Un giro de este tipo en la historia podría haber sido genuinamente incendiario. Pero no fue ese el caso. Wade decide que el control del OASIS representa demasiado poder para él, así que lo comparte con 4 de sus amigos. Así que, al final, en lugar de una junta de accionistas y un malvado CEO, el simulador virtual queda en manos de un puñado de niños y adolescentes. La película cae en el mismo problema ya mencionado. Se plantea la pregunta ¿quién debe gobernar?, en lugar de cuestionar la estructura misma de la corporación que pretende criticar. Al final supone que hay un corporativismo malo y un corporativismo bueno, caracterizándose este último por el líder ideal, el líder correcto. Y así la crítica se torna vacía, inofensiva, cambiando el filósofo rey de platón por un jugador (gamer) rey de Spielberg, con la esperanza de que el poder jamás lo corromperá. Su mensaje de esperanza nos advierte sobre los peligros del poder de megacorporaciones como Google, Facebook, Amazon, Nike, Apple, pero nos tranquiliza al hacernos saber que en algún lado existe una persona idónea para timonear estas organizaciones con una sabiduría casi mesiánica.

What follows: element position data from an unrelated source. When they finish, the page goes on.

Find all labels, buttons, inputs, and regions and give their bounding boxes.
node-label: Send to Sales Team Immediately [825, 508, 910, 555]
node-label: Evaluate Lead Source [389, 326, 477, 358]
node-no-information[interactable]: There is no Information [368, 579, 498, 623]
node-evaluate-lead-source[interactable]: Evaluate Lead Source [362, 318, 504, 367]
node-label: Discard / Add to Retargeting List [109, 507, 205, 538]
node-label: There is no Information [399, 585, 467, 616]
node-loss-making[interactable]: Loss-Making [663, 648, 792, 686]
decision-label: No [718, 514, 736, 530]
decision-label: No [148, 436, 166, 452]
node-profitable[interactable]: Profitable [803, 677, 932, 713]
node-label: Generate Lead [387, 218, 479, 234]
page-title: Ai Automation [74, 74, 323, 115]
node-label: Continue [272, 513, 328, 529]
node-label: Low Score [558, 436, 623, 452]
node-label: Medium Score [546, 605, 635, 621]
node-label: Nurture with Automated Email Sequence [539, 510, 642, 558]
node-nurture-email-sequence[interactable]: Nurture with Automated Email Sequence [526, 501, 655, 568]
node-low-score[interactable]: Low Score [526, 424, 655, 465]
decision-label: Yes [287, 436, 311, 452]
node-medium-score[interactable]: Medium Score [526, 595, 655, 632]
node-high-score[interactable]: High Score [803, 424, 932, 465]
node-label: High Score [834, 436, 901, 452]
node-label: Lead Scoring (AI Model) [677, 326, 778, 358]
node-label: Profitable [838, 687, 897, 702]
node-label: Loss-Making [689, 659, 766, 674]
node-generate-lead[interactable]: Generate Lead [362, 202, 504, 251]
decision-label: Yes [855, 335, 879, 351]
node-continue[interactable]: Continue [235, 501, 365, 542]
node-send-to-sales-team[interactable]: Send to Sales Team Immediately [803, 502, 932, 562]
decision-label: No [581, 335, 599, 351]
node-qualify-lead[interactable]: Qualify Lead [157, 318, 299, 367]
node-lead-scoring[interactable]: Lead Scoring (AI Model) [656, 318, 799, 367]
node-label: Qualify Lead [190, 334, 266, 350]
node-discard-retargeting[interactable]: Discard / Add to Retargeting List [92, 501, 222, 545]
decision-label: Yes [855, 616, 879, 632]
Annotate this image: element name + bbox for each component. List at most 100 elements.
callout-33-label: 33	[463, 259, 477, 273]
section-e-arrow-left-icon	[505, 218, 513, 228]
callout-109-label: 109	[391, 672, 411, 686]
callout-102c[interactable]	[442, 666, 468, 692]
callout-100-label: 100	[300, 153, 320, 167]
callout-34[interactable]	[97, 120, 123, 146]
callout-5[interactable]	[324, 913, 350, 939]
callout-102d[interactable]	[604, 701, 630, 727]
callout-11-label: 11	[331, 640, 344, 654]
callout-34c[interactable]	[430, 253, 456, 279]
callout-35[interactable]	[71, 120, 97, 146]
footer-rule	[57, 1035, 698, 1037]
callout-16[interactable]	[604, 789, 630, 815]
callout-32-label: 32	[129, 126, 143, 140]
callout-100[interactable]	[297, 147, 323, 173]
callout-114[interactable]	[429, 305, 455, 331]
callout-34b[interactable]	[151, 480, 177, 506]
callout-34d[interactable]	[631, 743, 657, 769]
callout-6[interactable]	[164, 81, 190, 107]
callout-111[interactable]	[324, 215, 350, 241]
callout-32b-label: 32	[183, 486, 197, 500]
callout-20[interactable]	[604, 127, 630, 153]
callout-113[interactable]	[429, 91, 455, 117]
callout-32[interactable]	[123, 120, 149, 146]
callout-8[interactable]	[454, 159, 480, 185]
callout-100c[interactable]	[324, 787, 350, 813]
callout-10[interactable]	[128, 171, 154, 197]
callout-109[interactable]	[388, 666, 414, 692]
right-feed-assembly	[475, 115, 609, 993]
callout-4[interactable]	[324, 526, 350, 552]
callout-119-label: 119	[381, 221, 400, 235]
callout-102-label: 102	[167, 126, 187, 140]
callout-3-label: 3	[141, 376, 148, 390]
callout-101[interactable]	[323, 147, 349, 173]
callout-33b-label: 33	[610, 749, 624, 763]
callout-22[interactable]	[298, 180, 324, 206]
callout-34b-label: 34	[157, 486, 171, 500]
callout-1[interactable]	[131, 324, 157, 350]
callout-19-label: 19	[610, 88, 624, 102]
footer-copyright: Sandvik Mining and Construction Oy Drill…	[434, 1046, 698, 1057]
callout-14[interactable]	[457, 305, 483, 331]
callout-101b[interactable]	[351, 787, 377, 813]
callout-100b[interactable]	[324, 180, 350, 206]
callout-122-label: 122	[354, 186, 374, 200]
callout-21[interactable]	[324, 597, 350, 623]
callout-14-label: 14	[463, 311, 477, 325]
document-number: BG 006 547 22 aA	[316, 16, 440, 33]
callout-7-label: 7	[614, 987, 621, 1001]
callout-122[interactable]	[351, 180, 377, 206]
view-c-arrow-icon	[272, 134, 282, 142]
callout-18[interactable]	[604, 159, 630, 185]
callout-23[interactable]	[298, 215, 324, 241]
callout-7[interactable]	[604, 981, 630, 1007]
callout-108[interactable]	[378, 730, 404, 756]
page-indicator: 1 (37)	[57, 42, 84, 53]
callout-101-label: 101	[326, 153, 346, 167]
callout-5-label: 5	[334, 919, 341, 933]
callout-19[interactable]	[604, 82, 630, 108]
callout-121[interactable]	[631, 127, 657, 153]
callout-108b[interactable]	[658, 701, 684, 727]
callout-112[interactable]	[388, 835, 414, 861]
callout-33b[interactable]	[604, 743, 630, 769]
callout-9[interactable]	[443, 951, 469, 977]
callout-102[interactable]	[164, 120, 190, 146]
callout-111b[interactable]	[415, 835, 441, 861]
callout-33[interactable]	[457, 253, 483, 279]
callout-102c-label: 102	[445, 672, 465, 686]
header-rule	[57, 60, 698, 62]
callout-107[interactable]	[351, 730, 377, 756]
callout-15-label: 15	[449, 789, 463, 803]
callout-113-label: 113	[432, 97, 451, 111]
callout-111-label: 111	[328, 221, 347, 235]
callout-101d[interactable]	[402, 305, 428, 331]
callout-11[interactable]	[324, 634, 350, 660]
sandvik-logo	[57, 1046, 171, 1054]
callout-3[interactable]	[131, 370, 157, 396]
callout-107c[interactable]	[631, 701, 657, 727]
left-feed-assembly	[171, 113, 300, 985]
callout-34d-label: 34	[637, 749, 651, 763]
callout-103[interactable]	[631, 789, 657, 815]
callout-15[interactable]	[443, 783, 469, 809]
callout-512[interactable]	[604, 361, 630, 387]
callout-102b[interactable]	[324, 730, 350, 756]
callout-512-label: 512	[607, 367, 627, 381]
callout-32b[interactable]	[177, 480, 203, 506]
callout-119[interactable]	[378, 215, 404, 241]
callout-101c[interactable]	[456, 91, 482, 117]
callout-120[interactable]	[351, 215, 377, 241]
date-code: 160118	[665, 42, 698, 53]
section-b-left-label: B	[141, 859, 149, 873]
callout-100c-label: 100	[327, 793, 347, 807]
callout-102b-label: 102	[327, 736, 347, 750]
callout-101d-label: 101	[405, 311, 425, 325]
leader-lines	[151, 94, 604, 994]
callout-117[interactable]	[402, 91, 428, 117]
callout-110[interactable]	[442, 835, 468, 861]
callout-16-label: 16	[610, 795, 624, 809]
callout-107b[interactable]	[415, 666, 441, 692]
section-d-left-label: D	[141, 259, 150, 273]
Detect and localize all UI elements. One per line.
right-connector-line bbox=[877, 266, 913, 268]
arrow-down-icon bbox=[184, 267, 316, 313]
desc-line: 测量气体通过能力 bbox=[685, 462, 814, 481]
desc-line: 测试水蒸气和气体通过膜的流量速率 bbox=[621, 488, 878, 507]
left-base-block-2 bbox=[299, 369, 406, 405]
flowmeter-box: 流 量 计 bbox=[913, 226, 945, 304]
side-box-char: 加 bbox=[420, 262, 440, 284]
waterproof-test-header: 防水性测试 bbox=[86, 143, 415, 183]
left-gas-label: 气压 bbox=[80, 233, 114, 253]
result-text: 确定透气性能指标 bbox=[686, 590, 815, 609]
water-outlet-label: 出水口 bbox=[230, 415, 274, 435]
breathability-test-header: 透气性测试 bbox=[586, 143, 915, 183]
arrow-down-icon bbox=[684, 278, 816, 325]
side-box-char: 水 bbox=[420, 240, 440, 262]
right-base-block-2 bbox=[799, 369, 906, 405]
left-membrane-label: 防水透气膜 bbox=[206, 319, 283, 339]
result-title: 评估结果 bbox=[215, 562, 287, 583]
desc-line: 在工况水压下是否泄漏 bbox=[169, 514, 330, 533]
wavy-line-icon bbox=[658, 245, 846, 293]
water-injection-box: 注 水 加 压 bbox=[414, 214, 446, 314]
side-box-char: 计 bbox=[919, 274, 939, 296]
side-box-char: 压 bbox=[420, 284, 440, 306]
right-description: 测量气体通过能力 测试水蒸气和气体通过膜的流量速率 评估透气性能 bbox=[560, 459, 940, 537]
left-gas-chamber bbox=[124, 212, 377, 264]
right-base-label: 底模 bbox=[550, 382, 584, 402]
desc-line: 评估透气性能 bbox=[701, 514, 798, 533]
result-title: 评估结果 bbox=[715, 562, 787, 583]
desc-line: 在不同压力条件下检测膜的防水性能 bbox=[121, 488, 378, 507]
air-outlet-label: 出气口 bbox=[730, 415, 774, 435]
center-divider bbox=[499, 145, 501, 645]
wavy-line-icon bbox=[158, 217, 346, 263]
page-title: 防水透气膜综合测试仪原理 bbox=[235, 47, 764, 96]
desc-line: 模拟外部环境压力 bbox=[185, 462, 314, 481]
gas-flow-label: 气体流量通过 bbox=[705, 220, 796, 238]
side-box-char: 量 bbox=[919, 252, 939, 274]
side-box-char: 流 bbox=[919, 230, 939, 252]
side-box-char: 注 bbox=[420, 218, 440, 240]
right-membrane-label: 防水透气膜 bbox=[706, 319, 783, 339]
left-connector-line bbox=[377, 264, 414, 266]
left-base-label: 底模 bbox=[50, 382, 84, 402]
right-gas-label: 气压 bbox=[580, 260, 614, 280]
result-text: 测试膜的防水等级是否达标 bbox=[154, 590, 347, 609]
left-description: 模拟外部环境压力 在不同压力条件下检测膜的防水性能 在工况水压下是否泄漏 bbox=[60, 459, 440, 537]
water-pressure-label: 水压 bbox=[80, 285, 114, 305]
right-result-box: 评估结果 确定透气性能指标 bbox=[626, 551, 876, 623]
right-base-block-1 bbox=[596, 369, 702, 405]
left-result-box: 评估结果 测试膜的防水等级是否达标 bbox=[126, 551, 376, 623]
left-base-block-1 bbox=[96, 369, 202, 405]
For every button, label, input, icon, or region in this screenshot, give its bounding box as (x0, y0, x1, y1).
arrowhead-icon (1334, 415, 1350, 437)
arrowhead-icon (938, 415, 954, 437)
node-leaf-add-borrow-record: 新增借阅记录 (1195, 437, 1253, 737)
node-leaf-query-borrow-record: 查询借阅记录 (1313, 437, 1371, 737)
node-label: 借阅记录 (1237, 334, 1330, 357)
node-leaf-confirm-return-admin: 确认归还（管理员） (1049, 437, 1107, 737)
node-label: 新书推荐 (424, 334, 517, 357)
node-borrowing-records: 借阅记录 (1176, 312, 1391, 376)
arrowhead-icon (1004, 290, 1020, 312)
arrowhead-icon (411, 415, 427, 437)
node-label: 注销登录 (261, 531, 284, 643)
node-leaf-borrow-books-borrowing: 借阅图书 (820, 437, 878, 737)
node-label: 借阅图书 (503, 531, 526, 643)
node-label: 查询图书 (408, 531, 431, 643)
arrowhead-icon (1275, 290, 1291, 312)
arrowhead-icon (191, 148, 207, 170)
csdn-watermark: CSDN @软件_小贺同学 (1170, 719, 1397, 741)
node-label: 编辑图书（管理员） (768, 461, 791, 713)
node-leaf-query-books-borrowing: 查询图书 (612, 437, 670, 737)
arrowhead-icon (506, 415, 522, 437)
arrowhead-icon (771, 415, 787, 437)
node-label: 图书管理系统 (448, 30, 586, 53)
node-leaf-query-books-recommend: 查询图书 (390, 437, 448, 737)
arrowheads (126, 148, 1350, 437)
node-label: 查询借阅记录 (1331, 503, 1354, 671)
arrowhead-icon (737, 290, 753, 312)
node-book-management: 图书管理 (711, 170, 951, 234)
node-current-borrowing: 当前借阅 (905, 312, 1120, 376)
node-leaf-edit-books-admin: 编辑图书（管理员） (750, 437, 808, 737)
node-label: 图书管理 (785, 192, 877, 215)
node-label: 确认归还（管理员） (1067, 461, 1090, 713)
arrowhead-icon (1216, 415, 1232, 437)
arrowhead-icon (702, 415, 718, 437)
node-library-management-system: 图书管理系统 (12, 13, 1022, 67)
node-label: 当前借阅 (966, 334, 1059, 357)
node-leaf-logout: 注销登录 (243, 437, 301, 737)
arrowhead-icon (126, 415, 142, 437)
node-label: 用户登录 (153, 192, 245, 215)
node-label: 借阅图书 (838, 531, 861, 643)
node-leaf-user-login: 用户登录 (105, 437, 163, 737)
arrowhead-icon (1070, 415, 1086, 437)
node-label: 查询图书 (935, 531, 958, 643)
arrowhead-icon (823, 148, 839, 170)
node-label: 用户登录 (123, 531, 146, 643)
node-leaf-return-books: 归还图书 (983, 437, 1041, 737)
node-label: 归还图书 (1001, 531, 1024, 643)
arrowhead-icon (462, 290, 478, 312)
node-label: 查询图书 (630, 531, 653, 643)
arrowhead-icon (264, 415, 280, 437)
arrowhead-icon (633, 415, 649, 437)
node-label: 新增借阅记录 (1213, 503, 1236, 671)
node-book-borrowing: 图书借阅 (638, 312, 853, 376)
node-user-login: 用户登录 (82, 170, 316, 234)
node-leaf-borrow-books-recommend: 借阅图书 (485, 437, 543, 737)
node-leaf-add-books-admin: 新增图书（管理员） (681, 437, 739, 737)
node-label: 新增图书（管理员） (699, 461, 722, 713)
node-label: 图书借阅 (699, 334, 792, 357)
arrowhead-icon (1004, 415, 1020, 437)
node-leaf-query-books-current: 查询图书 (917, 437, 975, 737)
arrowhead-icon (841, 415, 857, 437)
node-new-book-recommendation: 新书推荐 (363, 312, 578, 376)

¿Y no habla ello un poco del estado lastimero de la crítica de izquierda al capitalismo corporativo? Cuando no recurre a la desastrosa fórmula del control estatal de la economía, opta por comulgar con el sistema que crítica, promoviendo la idea revolucionaria de que los medios de producción deberían ser controlados por los buenos líderes en lugar de los malos. No considera la posibilidad de alterar la manera en que se estructuran esos medios de producción, dando la propiedad de estos a sus trabajadores o a sus usuarios, de manera que propiedad y administración puedan separarse, estando la primera en manos de decenas, cientos e incluso miles de personas, y la segunda en manos de individuos al servicio de esos dueños, con menor capacidad de abusar de su posición, removibles al instante y movidos por la obligación, no de aumentar sus propios réditos, sino de asegurar el bienestar de usuarios y trabajadores.